De juiste jurk
‘Wees een voorbeeld voor de gelovigen’ (1 Timoteüs 4:12).
-
Mama ging met Anna winkelen voor een nieuwe jurk.
Vind je deze mooi?
Nee, niet echt.
-
Oké, vind je de gele met bloemetjes of de rode met witte stippeltjes misschien leuk?
Maar je houdt van die kleuren. Wat wil je dan?
-
Ik wil een van deze jurken zodat ik er net zo als de zendelingzusters uitzie.

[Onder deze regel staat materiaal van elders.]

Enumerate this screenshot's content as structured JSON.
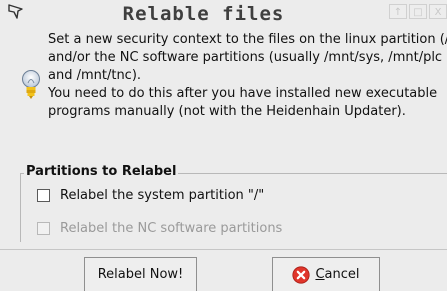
{
  "window": {
    "title": "Relable files",
    "controls": {
      "up": "↑",
      "maximize": "□",
      "close": "X"
    }
  },
  "info": {
    "lines": [
      "Set a new security context to the files on the linux partition (/",
      "and/or the NC software partitions (usually /mnt/sys, /mnt/plc",
      "and /mnt/tnc).",
      "You need to do this after you have installed new executable",
      "programs manually (not with the Heidenhain Updater)."
    ]
  },
  "partitions": {
    "title": "Partitions to Relabel",
    "options": [
      {
        "label": "Relabel the system partition \"/\"",
        "checked": false,
        "enabled": true
      },
      {
        "label": "Relabel the NC software partitions",
        "checked": false,
        "enabled": false
      }
    ]
  },
  "buttons": {
    "relabel_label": "Relabel Now!",
    "cancel_mnemonic": "C",
    "cancel_rest": "ancel"
  },
  "colors": {
    "background": "#ececec",
    "cancel_icon": "#e0352b"
  }
}
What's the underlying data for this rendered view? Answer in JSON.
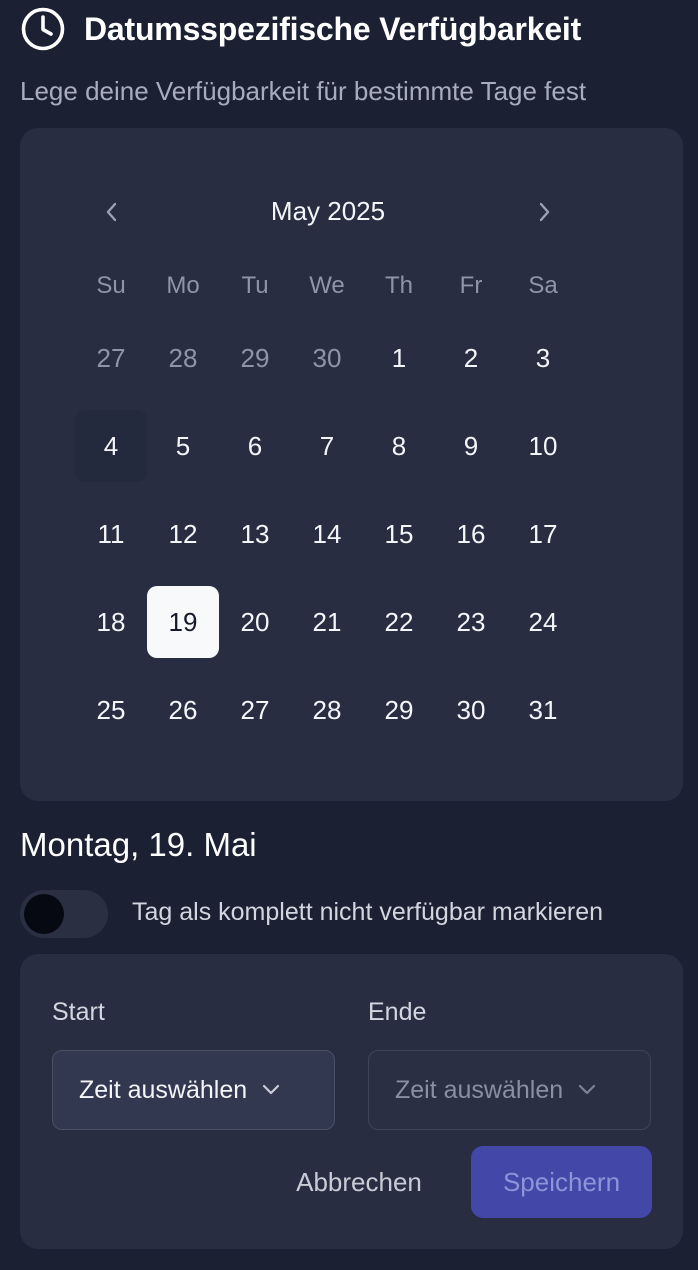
{
  "header": {
    "title": "Datumsspezifische Verfügbarkeit",
    "subtitle": "Lege deine Verfügbarkeit für bestimmte Tage fest",
    "icon": "clock-icon"
  },
  "calendar": {
    "month_label": "May 2025",
    "weekdays": [
      "Su",
      "Mo",
      "Tu",
      "We",
      "Th",
      "Fr",
      "Sa"
    ],
    "weeks": [
      [
        "27",
        "28",
        "29",
        "30",
        "1",
        "2",
        "3"
      ],
      [
        "4",
        "5",
        "6",
        "7",
        "8",
        "9",
        "10"
      ],
      [
        "11",
        "12",
        "13",
        "14",
        "15",
        "16",
        "17"
      ],
      [
        "18",
        "19",
        "20",
        "21",
        "22",
        "23",
        "24"
      ],
      [
        "25",
        "26",
        "27",
        "28",
        "29",
        "30",
        "31"
      ]
    ],
    "outside_days": [
      [
        0,
        0
      ],
      [
        0,
        1
      ],
      [
        0,
        2
      ],
      [
        0,
        3
      ]
    ],
    "today": [
      1,
      0
    ],
    "selected": [
      3,
      1
    ],
    "prev_icon": "chevron-left-icon",
    "next_icon": "chevron-right-icon"
  },
  "day_settings": {
    "selected_date": "Montag, 19. Mai",
    "toggle_label": "Tag als komplett nicht verfügbar markieren",
    "toggle_on": false
  },
  "time_form": {
    "start_label": "Start",
    "end_label": "Ende",
    "start_value": "Zeit auswählen",
    "end_value": "Zeit auswählen",
    "cancel_label": "Abbrechen",
    "save_label": "Speichern"
  },
  "colors": {
    "background": "#1b2033",
    "card": "#282d41",
    "selected_day": "#f8f9fb",
    "save_button": "#4347a8"
  }
}
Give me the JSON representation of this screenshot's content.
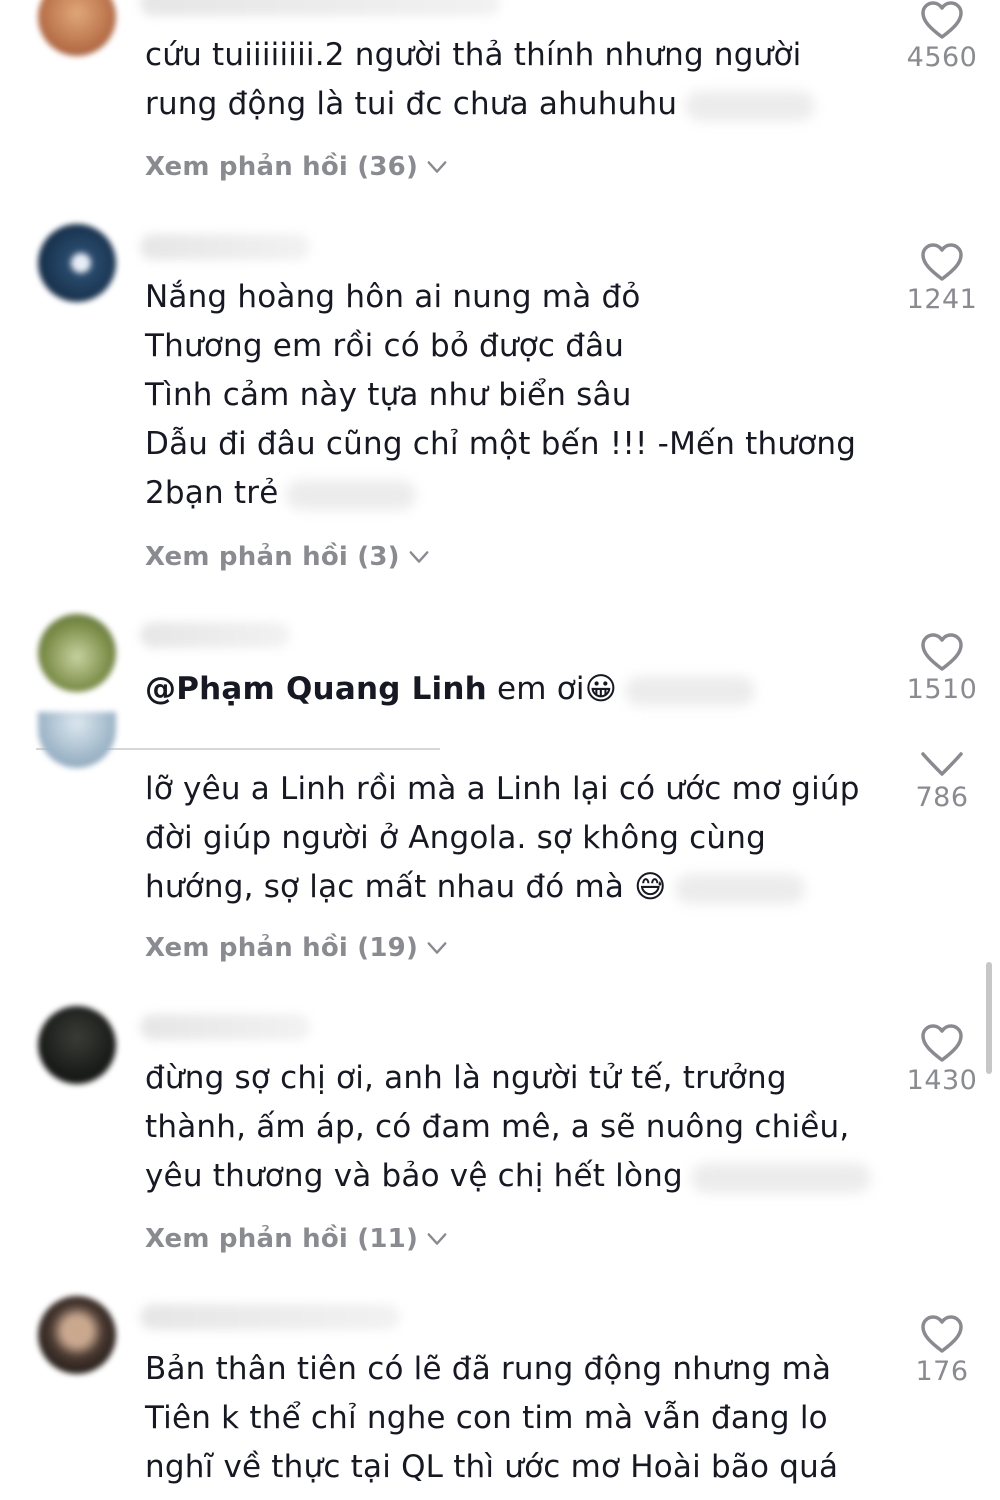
{
  "comments": [
    {
      "text": "cứu tuiiiiiiii.2 người thả thính nhưng người\nrung động là tui đc chưa ahuhuhu",
      "likes": "4560",
      "replies": "Xem phản hồi (36)",
      "avatar_color": "#c48a55"
    },
    {
      "text": "Nắng hoàng hôn ai nung mà đỏ\nThương em rồi có bỏ được đâu\nTình cảm này tựa như biển sâu\nDẫu đi đâu cũng chỉ một bến !!! -Mến thương\n2bạn trẻ",
      "likes": "1241",
      "replies": "Xem phản hồi (3)",
      "avatar_color": "#1f3d5c"
    },
    {
      "mention": "@Phạm Quang Linh",
      "text": " em ơi",
      "emoji": "😀",
      "likes": "1510",
      "avatar_color": "#6b7f3f"
    },
    {
      "text": "lỡ yêu a Linh rồi mà a Linh lại có ước mơ giúp\nđời giúp người ở Angola. sợ không cùng\nhướng, sợ lạc mất nhau đó mà ",
      "emoji": "😅",
      "likes": "786",
      "replies": "Xem phản hồi (19)",
      "avatar_color": "#9fb7c9"
    },
    {
      "text": "đừng sợ chị ơi, anh là người tử tế, trưởng\nthành, ấm áp, có đam mê, a sẽ nuông chiều,\nyêu thương và bảo vệ chị hết lòng",
      "likes": "1430",
      "replies": "Xem phản hồi (11)",
      "avatar_color": "#1a1c1a"
    },
    {
      "text": "Bản thân tiên có lẽ đã rung động nhưng mà\nTiên k thể chỉ nghe con tim mà vẫn đang lo\nnghĩ về thực tại QL thì ước mơ Hoài bão quá",
      "likes": "176",
      "avatar_color": "#4a3a32"
    }
  ],
  "icons": {
    "like": "heart-outline-icon",
    "expand": "chevron-down-icon"
  }
}
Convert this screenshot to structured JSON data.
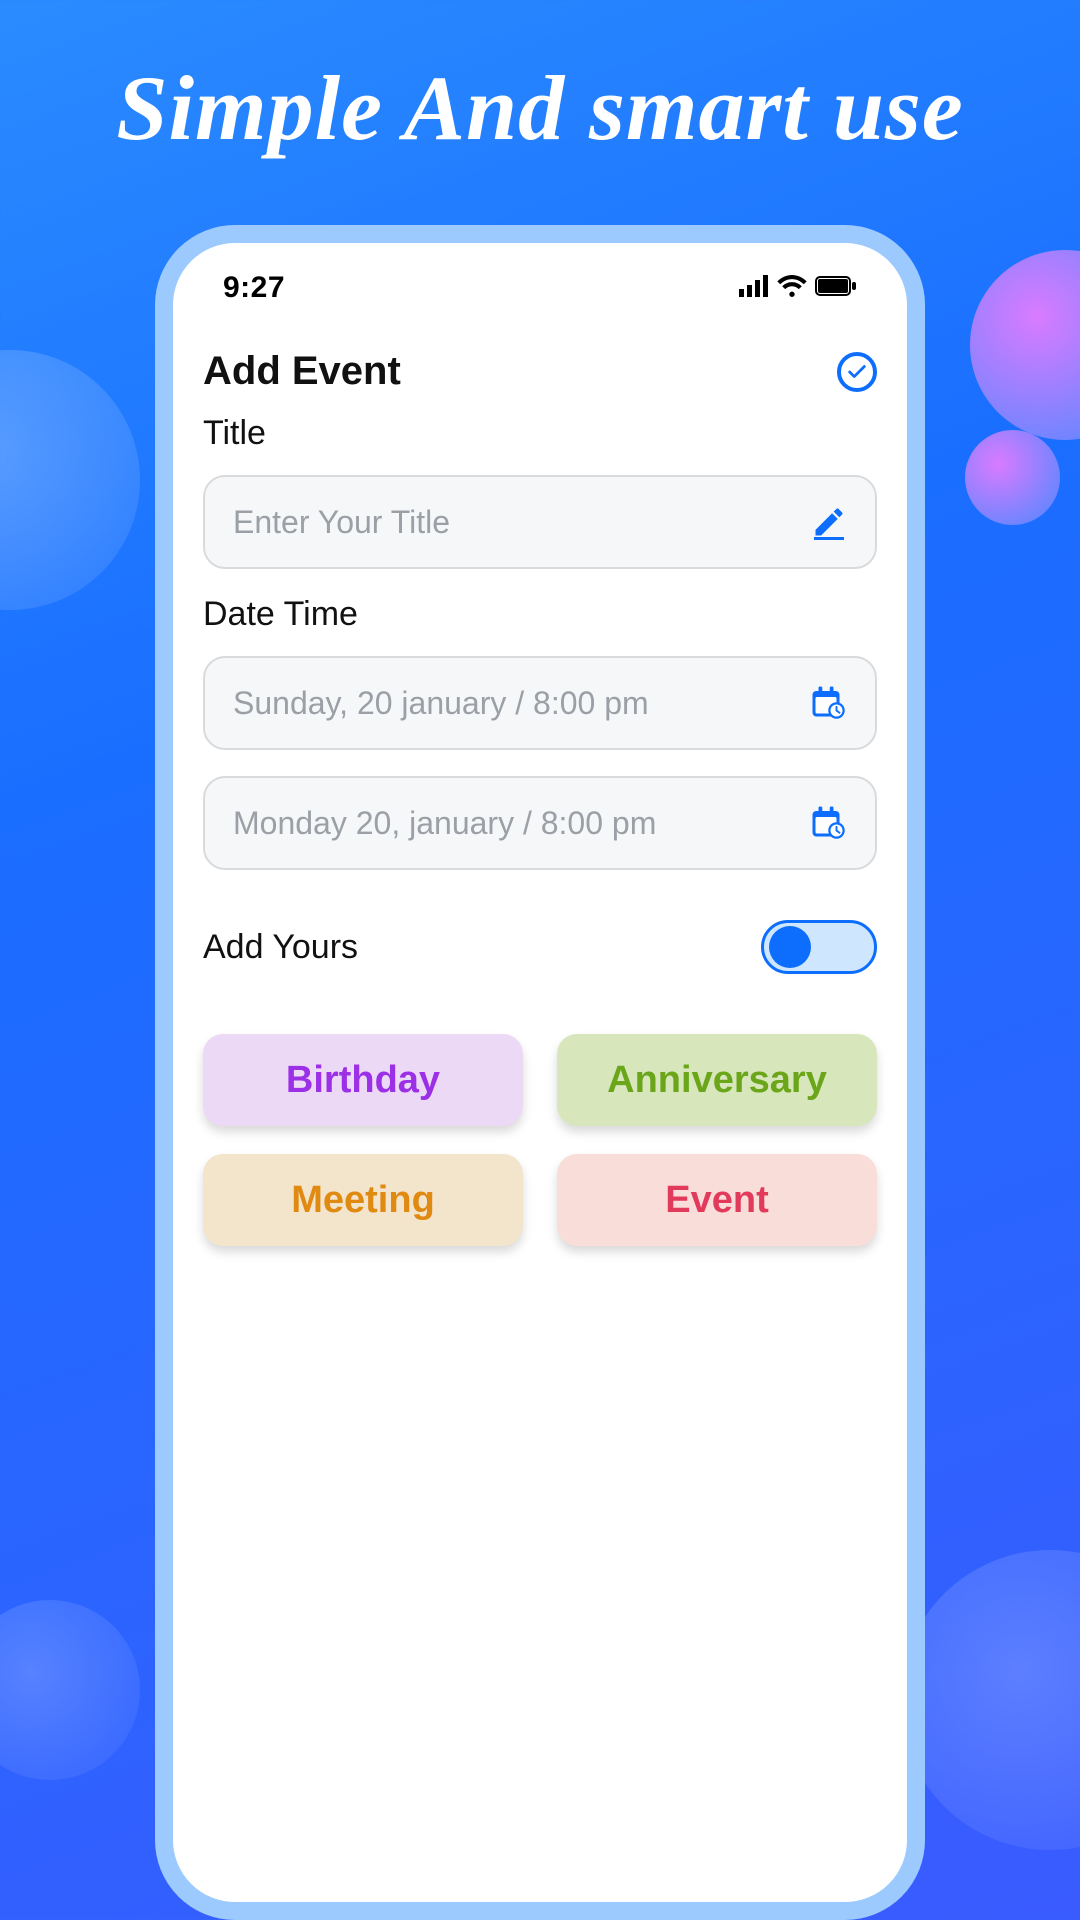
{
  "hero": {
    "title": "Simple And smart use"
  },
  "status": {
    "time": "9:27"
  },
  "header": {
    "title": "Add Event"
  },
  "fields": {
    "title_label": "Title",
    "title_placeholder": "Enter Your Title",
    "datetime_label": "Date Time",
    "start_value": "Sunday,  20 january / 8:00 pm",
    "end_value": "Monday 20, january / 8:00 pm"
  },
  "toggle": {
    "label": "Add Yours",
    "on": true
  },
  "categories": {
    "birthday": "Birthday",
    "anniversary": "Anniversary",
    "meeting": "Meeting",
    "event": "Event"
  },
  "colors": {
    "primary": "#0d6efd",
    "bg_gradient_from": "#2a8bff",
    "bg_gradient_to": "#3a5bff"
  }
}
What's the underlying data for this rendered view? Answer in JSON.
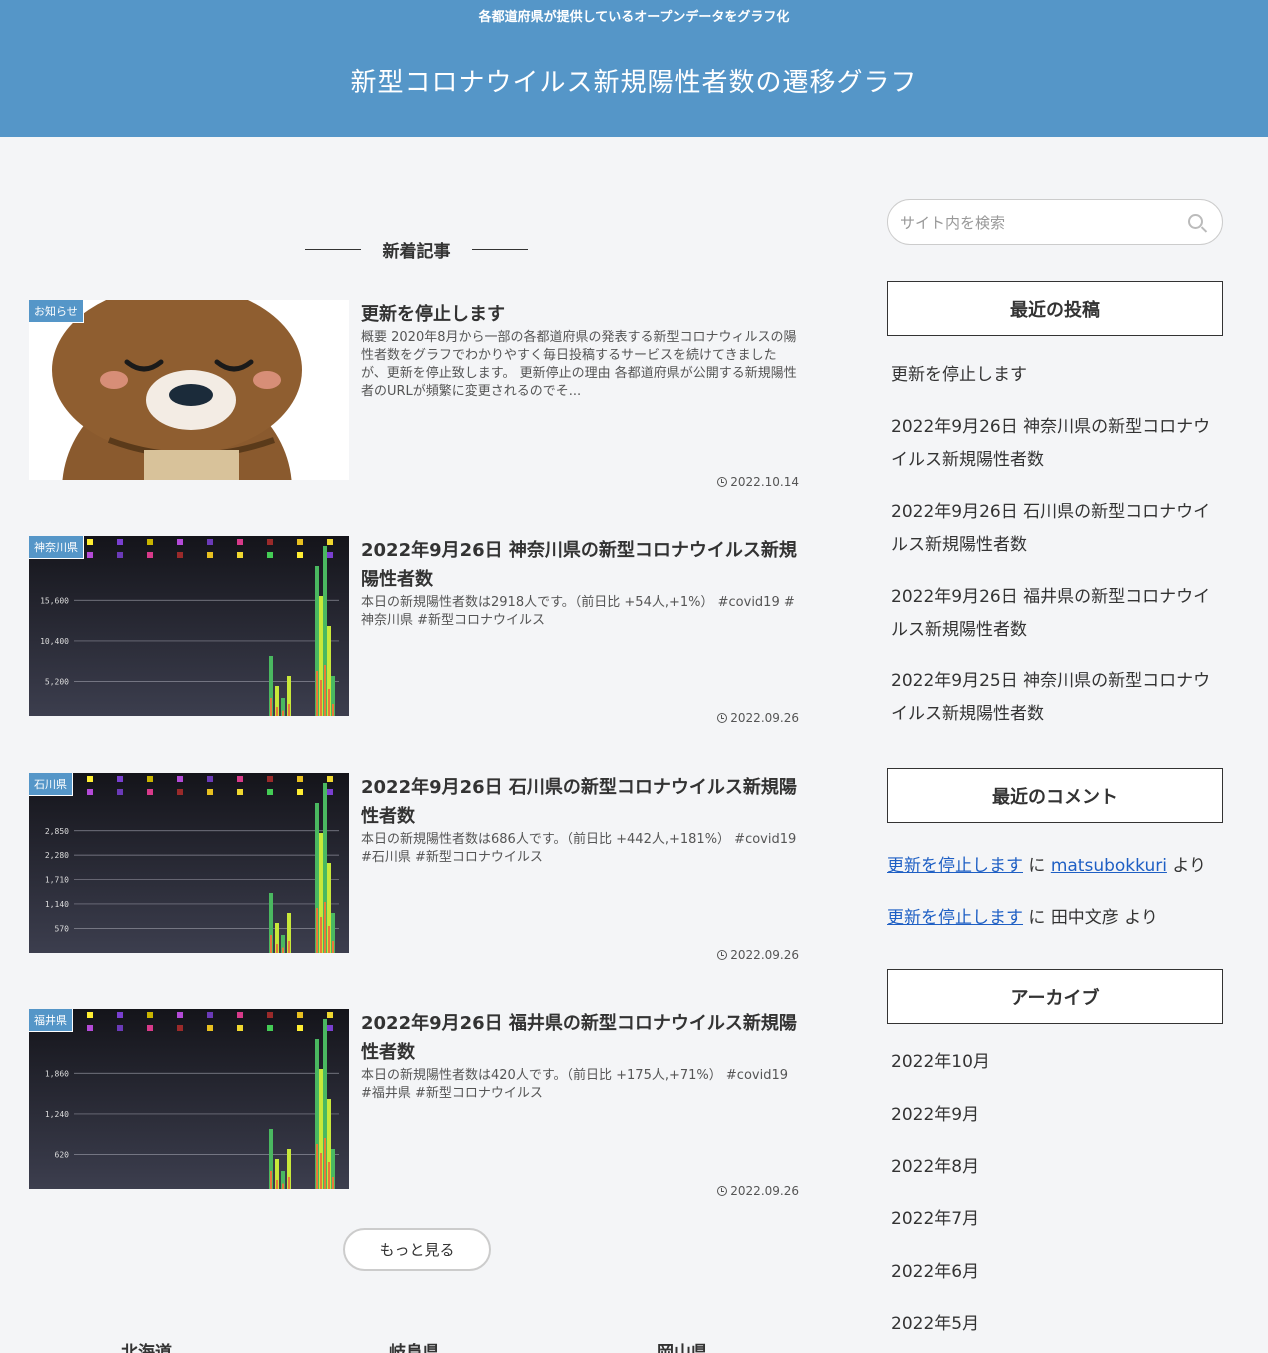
{
  "header": {
    "tagline": "各都道府県が提供しているオープンデータをグラフ化",
    "title": "新型コロナウイルス新規陽性者数の遷移グラフ"
  },
  "main": {
    "section_title": "新着記事",
    "articles": [
      {
        "category": "お知らせ",
        "title": "更新を停止します",
        "snippet": "概要 2020年8月から一部の各都道府県の発表する新型コロナウィルスの陽性者数をグラフでわかりやすく毎日投稿するサービスを続けてきましたが、更新を停止致します。 更新停止の理由 各都道府県が公開する新規陽性者のURLが頻繁に変更されるのでそ...",
        "date": "2022.10.14"
      },
      {
        "category": "神奈川県",
        "title": "2022年9月26日 神奈川県の新型コロナウイルス新規陽性者数",
        "snippet": "本日の新規陽性者数は2918人です。（前日比 +54人,+1%） #covid19 #神奈川県 #新型コロナウイルス",
        "date": "2022.09.26",
        "thumb_ticks": [
          "15,600",
          "10,400",
          "5,200"
        ]
      },
      {
        "category": "石川県",
        "title": "2022年9月26日 石川県の新型コロナウイルス新規陽性者数",
        "snippet": "本日の新規陽性者数は686人です。（前日比 +442人,+181%） #covid19 #石川県 #新型コロナウイルス",
        "date": "2022.09.26",
        "thumb_ticks": [
          "2,850",
          "2,280",
          "1,710",
          "1,140",
          "570"
        ]
      },
      {
        "category": "福井県",
        "title": "2022年9月26日 福井県の新型コロナウイルス新規陽性者数",
        "snippet": "本日の新規陽性者数は420人です。（前日比 +175人,+71%） #covid19 #福井県 #新型コロナウイルス",
        "date": "2022.09.26",
        "thumb_ticks": [
          "1,860",
          "1,240",
          "620"
        ]
      }
    ],
    "more_button": "もっと見る",
    "prefectures": [
      "北海道",
      "岐阜県",
      "岡山県"
    ]
  },
  "sidebar": {
    "search_placeholder": "サイト内を検索",
    "recent_posts_title": "最近の投稿",
    "recent_posts": [
      "更新を停止します",
      "2022年9月26日 神奈川県の新型コロナウイルス新規陽性者数",
      "2022年9月26日 石川県の新型コロナウイルス新規陽性者数",
      "2022年9月26日 福井県の新型コロナウイルス新規陽性者数",
      "2022年9月25日 神奈川県の新型コロナウイルス新規陽性者数"
    ],
    "recent_comments_title": "最近のコメント",
    "comments": [
      {
        "post": "更新を停止します",
        "ni": "に",
        "author": "matsubokkuri",
        "author_link": true,
        "yori": "より"
      },
      {
        "post": "更新を停止します",
        "ni": "に",
        "author": "田中文彦",
        "author_link": false,
        "yori": "より"
      }
    ],
    "archive_title": "アーカイブ",
    "archives": [
      "2022年10月",
      "2022年9月",
      "2022年8月",
      "2022年7月",
      "2022年6月",
      "2022年5月"
    ]
  },
  "colors": {
    "header_bg": "#5596c8",
    "category_badge": "#5596c8",
    "link": "#1e5fc4",
    "page_bg": "#f4f5f7"
  }
}
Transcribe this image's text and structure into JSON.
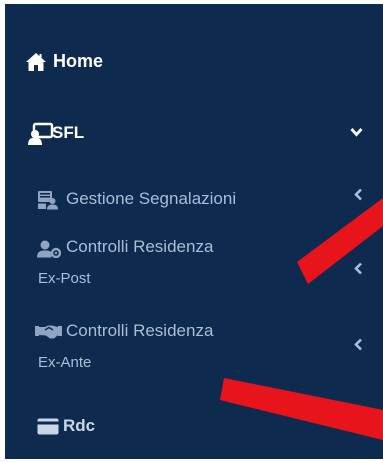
{
  "sidebar": {
    "items": [
      {
        "label": "Home",
        "icon": "home-icon"
      },
      {
        "label": "SFL",
        "icon": "users-screen-icon",
        "chevron": "chevron-down-icon"
      },
      {
        "label": "Gestione Segnalazioni",
        "icon": "notes-group-icon",
        "chevron": "chevron-left-icon"
      },
      {
        "label": "Controlli Residenza",
        "label_line2": "Ex-Post",
        "icon": "user-gear-icon",
        "chevron": "chevron-left-icon"
      },
      {
        "label": "Controlli Residenza",
        "label_line2": "Ex-Ante",
        "icon": "handshake-icon",
        "chevron": "chevron-left-icon"
      },
      {
        "label": "Rdc",
        "icon": "card-icon",
        "chevron": "chevron-left-icon"
      }
    ]
  },
  "colors": {
    "sidebar_bg": "#0f2a4f",
    "active_text": "#ffffff",
    "submenu_text": "#a9bdd6",
    "annotation_red": "#e8141b"
  }
}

Goed. Laten we eens kijken of er een jurk in jouw maat bij zit.
-
Anna was dol op de twee zendelingzusters in haar wijk. Ze gaven haar altijd een hand in de kerk, ze glimlachten als ze op straat naar hen zwaaide, en ze baden met hun gezin als ze kwamen eten.
-
Op zondag stond Anna te popelen om de zendelingzusters haar nieuwe jurk te laten zien. Toen ze hen in de kerk zag, draaide ze voor hen in het rond.
Nu lijk ik op jullie!
-
Ja, je lijkt inderdaad op ons.
En je lijkt niet alleen op een zendeling, je bent een zendeling!
-
Je moeder vertelde me dat je de hele week voor ons hebt gebeden, zoals we je gevraagd hadden. En kijk eens! We hebben vandaag iemand meegenomen naar de kerk. Jouw gebeden hebben ons geholpen.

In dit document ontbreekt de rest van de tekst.